Of course a set like this appeals to the collector part of me, especially when they are not officially available in the UK as I like a challenge, but it also harks back to the very first Penguin Books I initially accumulated, then decided to collect, which was the early (first 125) Penguin Classics.  Buying a set of books forces you to purchase authors you may not have been intending to buy or even to have heard of and once the book is on the shelf it would be remiss not to at least give the book a go. The first title is a case in point; Pride and Prejudice by Jane Austen is not a title that has ever appealed but I have to say that much to my surprise I’m really enjoying it. I have also read Madame Bovary, A Portrait of the Artist as a Young Man, Five Children and It, and Cannery Row so far and I’m looking forward to tackling authors I don’t know at all such as Willa Cather and Sigrid Undset.

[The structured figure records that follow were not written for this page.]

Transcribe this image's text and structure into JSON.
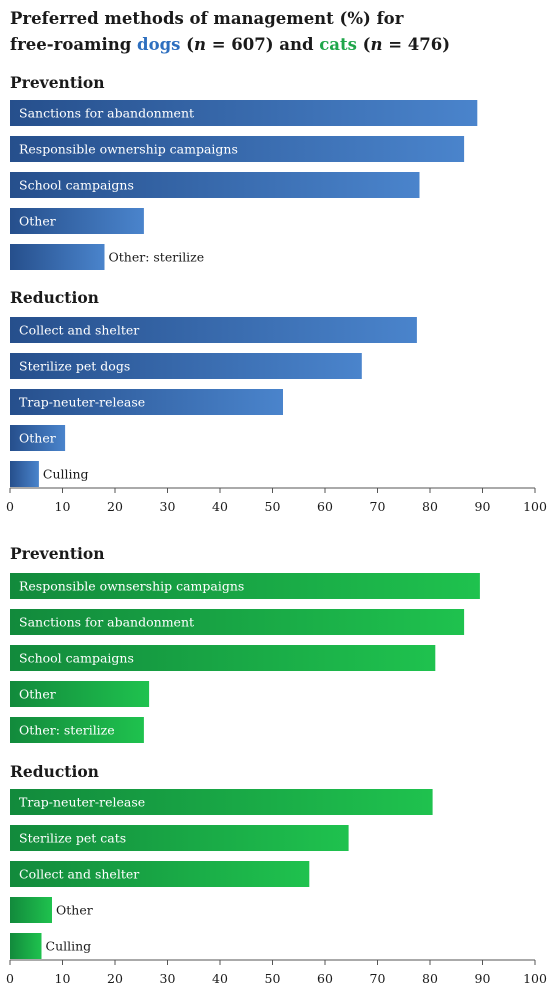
{
  "title": {
    "line1": "Preferred methods of management (%) for",
    "line2_prefix": "free-roaming ",
    "dogs_word": "dogs",
    "open_paren_1": " (",
    "n_symbol_1": "n",
    "n_dogs_text": " = 607)",
    "and_word": " and ",
    "cats_word": "cats",
    "open_paren_2": " (",
    "n_symbol_2": "n",
    "n_cats_text": " = 476)"
  },
  "colors": {
    "dogs_dark": "#264f8c",
    "dogs_light": "#4a84cc",
    "cats_dark": "#128a3c",
    "cats_light": "#1fc24e",
    "dogs_title": "#2e6fbf",
    "cats_title": "#1fa64a"
  },
  "chart_data": [
    {
      "type": "bar",
      "orientation": "horizontal",
      "species": "dogs",
      "xlim": [
        0,
        100
      ],
      "xticks": [
        0,
        10,
        20,
        30,
        40,
        50,
        60,
        70,
        80,
        90,
        100
      ],
      "groups": [
        {
          "label": "Prevention",
          "bars": [
            {
              "label": "Sanctions for abandonment",
              "value": 89
            },
            {
              "label": "Responsible ownership campaigns",
              "value": 86.5
            },
            {
              "label": "School campaigns",
              "value": 78
            },
            {
              "label": "Other",
              "value": 25.5
            },
            {
              "label": "Other: sterilize",
              "value": 18
            }
          ]
        },
        {
          "label": "Reduction",
          "bars": [
            {
              "label": "Collect and shelter",
              "value": 77.5
            },
            {
              "label": "Sterilize pet dogs",
              "value": 67
            },
            {
              "label": "Trap-neuter-release",
              "value": 52
            },
            {
              "label": "Other",
              "value": 10.5
            },
            {
              "label": "Culling",
              "value": 5.5
            }
          ]
        }
      ]
    },
    {
      "type": "bar",
      "orientation": "horizontal",
      "species": "cats",
      "xlim": [
        0,
        100
      ],
      "xticks": [
        0,
        10,
        20,
        30,
        40,
        50,
        60,
        70,
        80,
        90,
        100
      ],
      "groups": [
        {
          "label": "Prevention",
          "bars": [
            {
              "label": "Responsible ownsership campaigns",
              "value": 89.5
            },
            {
              "label": "Sanctions for abandonment",
              "value": 86.5
            },
            {
              "label": "School campaigns",
              "value": 81
            },
            {
              "label": "Other",
              "value": 26.5
            },
            {
              "label": "Other: sterilize",
              "value": 25.5
            }
          ]
        },
        {
          "label": "Reduction",
          "bars": [
            {
              "label": "Trap-neuter-release",
              "value": 80.5
            },
            {
              "label": "Sterilize pet cats",
              "value": 64.5
            },
            {
              "label": "Collect and shelter",
              "value": 57
            },
            {
              "label": "Other",
              "value": 8
            },
            {
              "label": "Culling",
              "value": 6
            }
          ]
        }
      ]
    }
  ]
}
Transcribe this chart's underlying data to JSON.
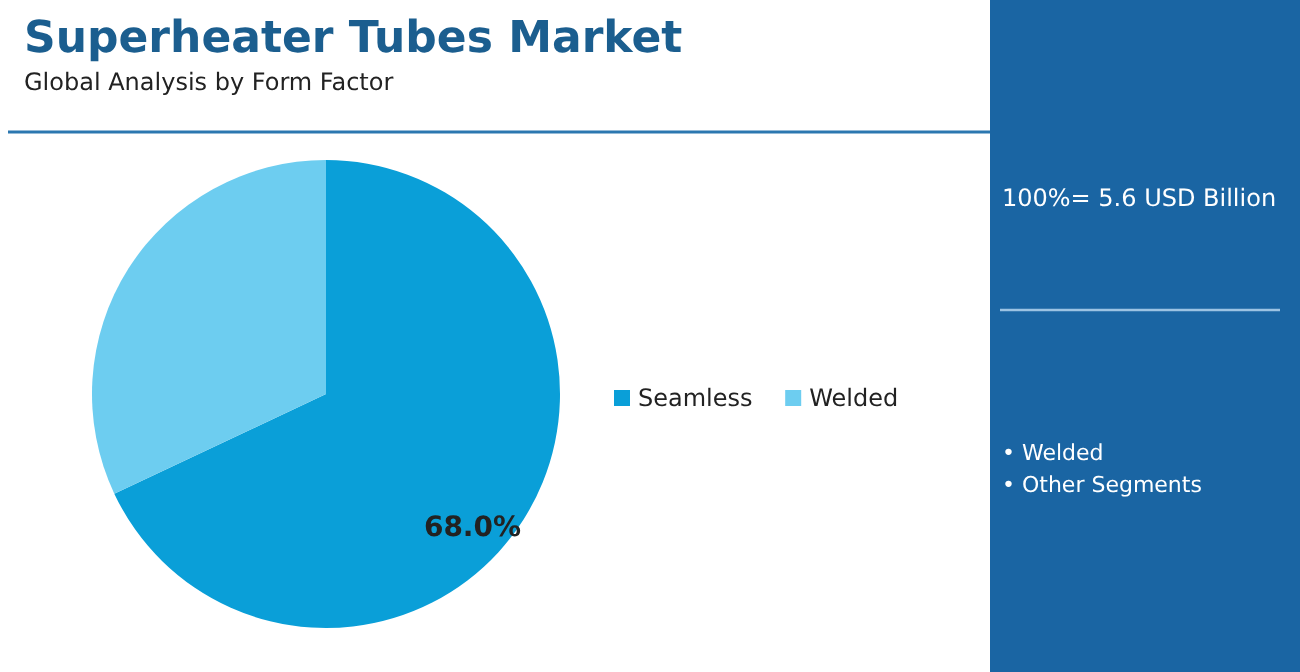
{
  "chart_data": {
    "type": "pie",
    "title": "Superheater Tubes Market",
    "subtitle": "Global Analysis by Form Factor",
    "categories": [
      "Seamless",
      "Welded"
    ],
    "values": [
      68.0,
      32.0
    ],
    "colors": [
      "#0a9fd8",
      "#6dcdf0"
    ],
    "value_labels": [
      "68.0%",
      null
    ],
    "legend": "right",
    "annotations": [
      "100%= 5.6 USD Billion",
      "• Welded",
      "• Other Segments"
    ]
  }
}
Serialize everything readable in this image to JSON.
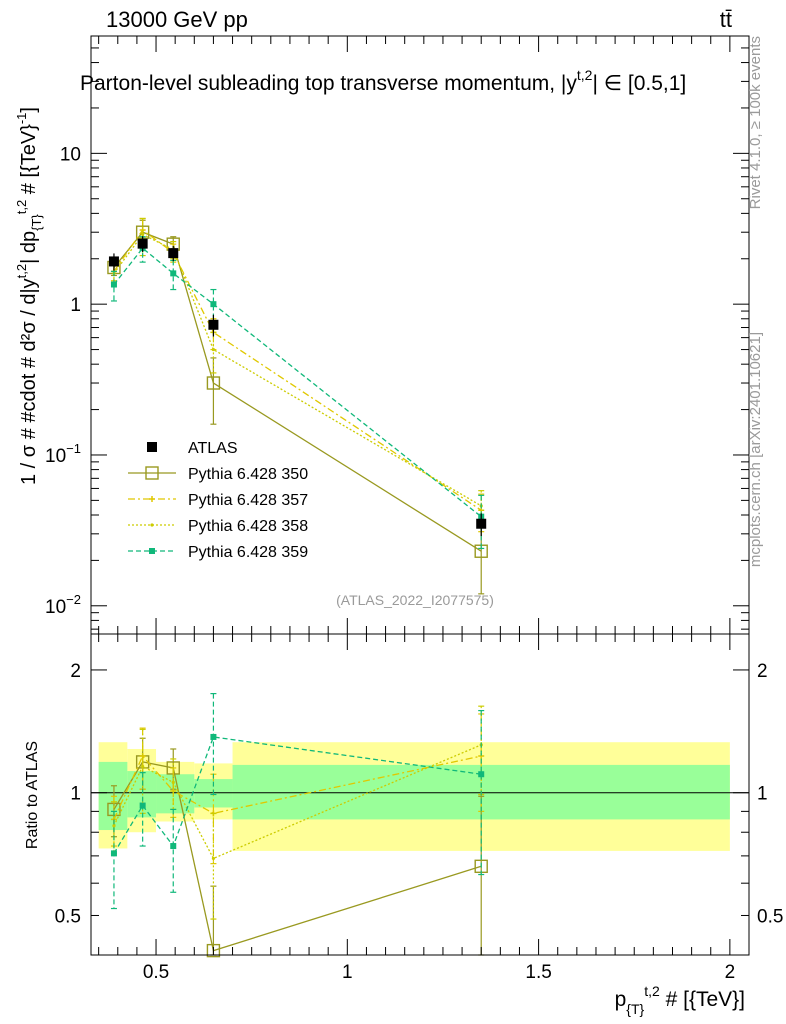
{
  "header": {
    "left": "13000 GeV pp",
    "right": "tt̄"
  },
  "side_labels": {
    "rivet": "Rivet 4.1.0, ≥ 100k events",
    "mcplots": "mcplots.cern.ch [arXiv:2401.10621]"
  },
  "chart_data": {
    "type": "line",
    "title": "Parton-level subleading top transverse momentum, |y",
    "title_sup": "t,2",
    "title_tail": "| ∈ [0.5,1]",
    "watermark": "(ATLAS_2022_I2077575)",
    "xlabel": "p",
    "xlabel_sub": "{T}",
    "xlabel_sup": "t,2",
    "xlabel_tail": " # [{TeV}]",
    "ylabel": "1 / σ # #cdot # d²σ / d|y",
    "ylabel_sup1": "t,2",
    "ylabel_mid": "| dp",
    "ylabel_sub": "{T}",
    "ylabel_sup2": "t,2",
    "ylabel_tail": " # [{TeV}",
    "ylabel_exp": "-1",
    "ylabel_end": "]",
    "ratio_ylabel": "Ratio to ATLAS",
    "xlim": [
      0.33,
      2.05
    ],
    "ylim": [
      0.0065,
      60
    ],
    "ratio_ylim": [
      0.4,
      2.45
    ],
    "x_ticks": [
      {
        "value": 0.5,
        "label": "0.5"
      },
      {
        "value": 1.0,
        "label": "1"
      },
      {
        "value": 1.5,
        "label": "1.5"
      },
      {
        "value": 2.0,
        "label": "2"
      }
    ],
    "y_ticks": [
      {
        "value": 0.01,
        "base": "10",
        "exp": "−2"
      },
      {
        "value": 0.1,
        "base": "10",
        "exp": "−1"
      },
      {
        "value": 1,
        "base": "1",
        "exp": ""
      },
      {
        "value": 10,
        "base": "10",
        "exp": ""
      }
    ],
    "ratio_ticks": [
      {
        "value": 0.5,
        "label": "0.5"
      },
      {
        "value": 1,
        "label": "1"
      },
      {
        "value": 2,
        "label": "2"
      }
    ],
    "bins": [
      {
        "lo": 0.35,
        "hi": 0.425
      },
      {
        "lo": 0.425,
        "hi": 0.5
      },
      {
        "lo": 0.5,
        "hi": 0.6
      },
      {
        "lo": 0.6,
        "hi": 0.7
      },
      {
        "lo": 0.7,
        "hi": 2.0
      }
    ],
    "x": [
      0.39,
      0.465,
      0.545,
      0.65,
      1.35
    ],
    "data": {
      "name": "ATLAS",
      "values": [
        1.92,
        2.52,
        2.18,
        0.73,
        0.035
      ],
      "errors": [
        0.25,
        0.3,
        0.25,
        0.12,
        0.006
      ],
      "band_inner": [
        [
          0.81,
          1.19
        ],
        [
          0.87,
          1.13
        ],
        [
          0.89,
          1.11
        ],
        [
          0.92,
          1.08
        ],
        [
          0.86,
          1.17
        ]
      ],
      "band_outer": [
        [
          0.73,
          1.33
        ],
        [
          0.8,
          1.28
        ],
        [
          0.85,
          1.19
        ],
        [
          0.86,
          1.18
        ],
        [
          0.72,
          1.33
        ]
      ]
    },
    "series": [
      {
        "name": "Pythia 6.428 350",
        "color": "#999920",
        "style": "solid",
        "marker": "open-square",
        "values": [
          1.75,
          3.0,
          2.5,
          0.3,
          0.023
        ],
        "errors": [
          0.2,
          0.6,
          0.3,
          0.14,
          0.011
        ],
        "ratio": [
          0.91,
          1.19,
          1.15,
          0.41,
          0.66
        ],
        "ratio_err": [
          0.13,
          0.17,
          0.13,
          0.18,
          0.32
        ]
      },
      {
        "name": "Pythia 6.428 357",
        "color": "#e0c800",
        "style": "dashdot",
        "marker": "star",
        "values": [
          1.65,
          3.1,
          2.2,
          0.65,
          0.043
        ],
        "errors": [
          0.22,
          0.6,
          0.3,
          0.15,
          0.012
        ],
        "ratio": [
          0.86,
          1.23,
          1.01,
          0.89,
          1.23
        ],
        "ratio_err": [
          0.12,
          0.21,
          0.14,
          0.22,
          0.33
        ]
      },
      {
        "name": "Pythia 6.428 358",
        "color": "#cccc00",
        "style": "dotted",
        "marker": "dot",
        "values": [
          1.6,
          2.9,
          2.3,
          0.5,
          0.046
        ],
        "errors": [
          0.22,
          0.8,
          0.3,
          0.15,
          0.012
        ],
        "ratio": [
          0.83,
          1.16,
          1.06,
          0.69,
          1.31
        ],
        "ratio_err": [
          0.12,
          0.27,
          0.15,
          0.2,
          0.32
        ]
      },
      {
        "name": "Pythia 6.428 359",
        "color": "#10b87a",
        "style": "dashed",
        "marker": "filled-square",
        "values": [
          1.35,
          2.35,
          1.6,
          1.0,
          0.039
        ],
        "errors": [
          0.3,
          0.45,
          0.35,
          0.25,
          0.015
        ],
        "ratio": [
          0.71,
          0.93,
          0.74,
          1.37,
          1.11
        ],
        "ratio_err": [
          0.19,
          0.19,
          0.17,
          0.38,
          0.48
        ]
      }
    ]
  }
}
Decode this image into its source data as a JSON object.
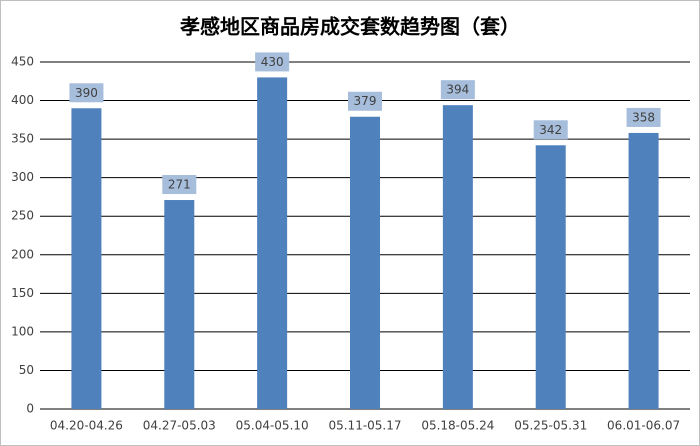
{
  "chart_data": {
    "type": "bar",
    "title": "孝感地区商品房成交套数趋势图（套）",
    "categories": [
      "04.20-04.26",
      "04.27-05.03",
      "05.04-05.10",
      "05.11-05.17",
      "05.18-05.24",
      "05.25-05.31",
      "06.01-06.07"
    ],
    "values": [
      390,
      271,
      430,
      379,
      394,
      342,
      358
    ],
    "color": "#4f81bd",
    "ylim": [
      0,
      450
    ],
    "yticks": [
      0,
      50,
      100,
      150,
      200,
      250,
      300,
      350,
      400,
      450
    ],
    "grid": true
  }
}
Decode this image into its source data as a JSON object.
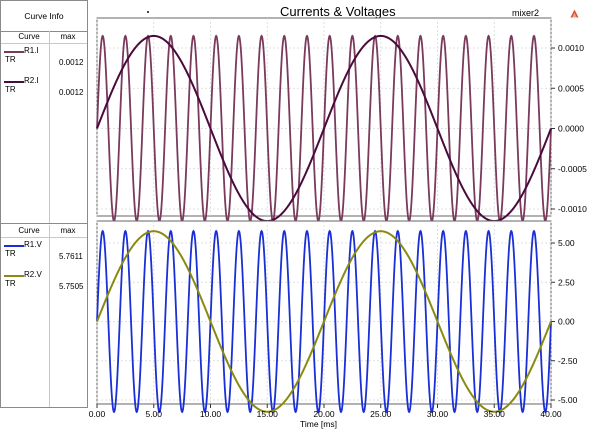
{
  "header": {
    "title": "Currents & Voltages",
    "design_name": "mixer2",
    "logo_icon": "triangle-logo-icon"
  },
  "curve_info": {
    "title": "Curve Info",
    "col_curve": "Curve",
    "col_max": "max",
    "groups": [
      {
        "rows": [
          {
            "name": "R1.I",
            "type": "TR",
            "max": "0.0012",
            "color": "#7a3a5c"
          },
          {
            "name": "R2.I",
            "type": "TR",
            "max": "0.0012",
            "color": "#4a0a3e"
          }
        ]
      },
      {
        "rows": [
          {
            "name": "R1.V",
            "type": "TR",
            "max": "5.7611",
            "color": "#1a2fd6"
          },
          {
            "name": "R2.V",
            "type": "TR",
            "max": "5.7505",
            "color": "#8a8a10"
          }
        ]
      }
    ]
  },
  "chart_data": [
    {
      "type": "line",
      "title": "Currents & Voltages",
      "xlabel": "Time [ms]",
      "ylabel": "",
      "xlim": [
        0,
        40
      ],
      "ylim": [
        -0.001,
        0.0012
      ],
      "grid": true,
      "y_ticks": [
        "0.0010",
        "0.0005",
        "0.0000",
        "-0.0005",
        "-0.0010"
      ],
      "y_tick_values": [
        0.001,
        0.0005,
        0,
        -0.0005,
        -0.001
      ],
      "series": [
        {
          "name": "R1.I",
          "color": "#7a3a5c",
          "frequency_khz": 0.5,
          "amplitude": 0.00115,
          "phase_deg": 0,
          "sample_count": 0
        },
        {
          "name": "R2.I",
          "color": "#4a0a3e",
          "frequency_khz": 0.05,
          "amplitude": 0.00115,
          "phase_deg": 0
        }
      ]
    },
    {
      "type": "line",
      "xlabel": "Time [ms]",
      "ylabel": "",
      "xlim": [
        0,
        40
      ],
      "ylim": [
        -5,
        6.25
      ],
      "grid": true,
      "x_ticks": [
        "0.00",
        "5.00",
        "10.00",
        "15.00",
        "20.00",
        "25.00",
        "30.00",
        "35.00",
        "40.00"
      ],
      "x_tick_values": [
        0,
        5,
        10,
        15,
        20,
        25,
        30,
        35,
        40
      ],
      "y_ticks": [
        "5.00",
        "2.50",
        "0.00",
        "-2.50",
        "-5.00"
      ],
      "y_tick_values": [
        5,
        2.5,
        0,
        -2.5,
        -5
      ],
      "series": [
        {
          "name": "R1.V",
          "color": "#1a2fd6",
          "frequency_khz": 0.5,
          "amplitude": 5.76,
          "phase_deg": 0
        },
        {
          "name": "R2.V",
          "color": "#8a8a10",
          "frequency_khz": 0.05,
          "amplitude": 5.75,
          "phase_deg": 0
        }
      ]
    }
  ]
}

The full list is as follows, with links to books reviewed in this blog:

A to F came out in 2012, G to P in 2013 and Q to Z in 2014 although I only started to collect these books towards the end of last year (2017) so the last 5 have only recently arrived and I didn’t buy them in alphabetical order but rather which 4 or 5 a month I could find at a sensible price.  Their official retail price varies on the copies I have between US $23 and $30 although the Canadian prices fluctuate much more widely between $24 and $40. The cheapest I found one in the UK was around £10 and had to spend up to £17 to get the last few I was missing.

20180213 Drop Caps 2

The spines are also attractive and make a bold statement on the shelf next to me as I write this, as can be seen in the picture above the page edges are also coloured to complement the cover and the rear cover has a short quote from the book that Penguin have turned into a parlour game

Mine is from Great Expectations:

Suffering has been stronger than all the other teaching, and has taught me to understand what your heart used to be.

and then A Portrait of the Artist as a Young Man

to forge in the smithy of my soul the uncreated conscience of my race

Not the cheeriest of quotes but I’m not going to let them put me off reading all these as they are lovely books with a clear font (Archer) as you would hope from a series that takes lettering seriously and a pleasure to pull off the shelf and sit down with.